普通こういう言語の話者数は下がっているはずなのだけど、1996年に比べれば、少しずつ数字が上がっているのが面白い。母音の構造を見ると、カタルーニャ語に近い感じがする。

 

 

5位 バスク語(1%)

言語系統 孤立した言語(バスク語族)

バスク語でバスク語のことは、エウスカラ。と呼ばれている。スペイン北部で話されているバスク語はネイティブレベルで70万人近くの人に話されており、そのほかに40万人ほどの話者がいる模様。

ヨーロッパの中でも珍しく、言語系統不明の言語となっている。ヨーロッパではよくバスク語だけがなぜ言語系統不明なのか。ということが議論されている。

その中で、インド・ヨーロッパ語族の言語が来る前から存在していた言語。と言われることもしばしば。つまりラテン語よりも古い言語だと言われている。で、母音は日本語と同じ、5つしかなく、アルファベット読みでOKな言語なので、発音は非常に簡単である。

スペインのみならず、ヨーロッパの中では、ウラル語族のフィンランド語、ハンガリー語、エストニア語以外において、インド・ヨーロッパ語族から外れた言語だけれども、多くの語彙をスペイン語やフランス語から取り入れているため、スペイン語をかじっているものであれば、単語においてはそれほど苦労しないと言われている。

2022年は私もバスク語に向き合う予定。

「日本語に似すぎ!?フランス南西部、スペインの「バスク語」がミステリーすぎる!と話題に【海外の反応】」

 

4位 ガリシア語(3%)

言語系統 インド・ヨーロッパ語族

歴史的には古代ローマ帝国時代にガラエキアと呼ばれたプロウィンキアで話されていた俗ラテン語がその母体となっている。ガリシア語は、地理的にはポルトガル北部に位置するガリシア州で話されている言語で、ポルトガル語との相互理解が可能という点で、スペイン語とは違うと言われている。

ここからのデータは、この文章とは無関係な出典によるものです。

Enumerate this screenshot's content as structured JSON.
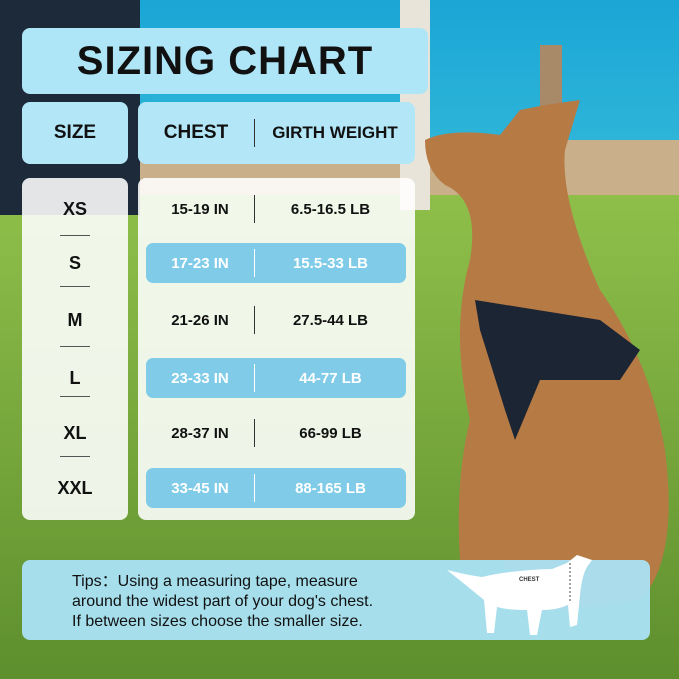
{
  "title": "SIZING CHART",
  "headers": {
    "size": "SIZE",
    "chest": "CHEST",
    "weight": "GIRTH WEIGHT"
  },
  "rows": [
    {
      "size": "XS",
      "chest": "15-19 IN",
      "weight": "6.5-16.5 LB",
      "highlighted": false
    },
    {
      "size": "S",
      "chest": "17-23 IN",
      "weight": "15.5-33 LB",
      "highlighted": true
    },
    {
      "size": "M",
      "chest": "21-26 IN",
      "weight": "27.5-44 LB",
      "highlighted": false
    },
    {
      "size": "L",
      "chest": "23-33 IN",
      "weight": "44-77 LB",
      "highlighted": true
    },
    {
      "size": "XL",
      "chest": "28-37 IN",
      "weight": "66-99 LB",
      "highlighted": false
    },
    {
      "size": "XXL",
      "chest": "33-45 IN",
      "weight": "88-165 LB",
      "highlighted": true
    }
  ],
  "tips": {
    "line1": "Tips：Using a measuring tape, measure",
    "line2": "around the widest part of your dog's chest.",
    "line3": "If between sizes choose the smaller size.",
    "diagram_label": "CHEST"
  },
  "colors": {
    "header": "#aee6f7",
    "highlight_row": "#80cce8"
  }
}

スペイン語とポルトガル語も相互に伝わると言われているが、ガリシア語とポルトガル語はそれ以上の関係。その理由は、ガリシアとポルトガルが中世に統一されていたことがあるためだという。

もともと中世ではガリシア・ポルトガル語という名前だったことも。

母音の数は、この記事の中で紹介されている言語の中で一番多い。スペイン語が5つの母音なのに対して、バレンシア語やカタルーニャ語のように、7つの母音がガリシア語にもあり、それに加え、5つの鼻母音がある。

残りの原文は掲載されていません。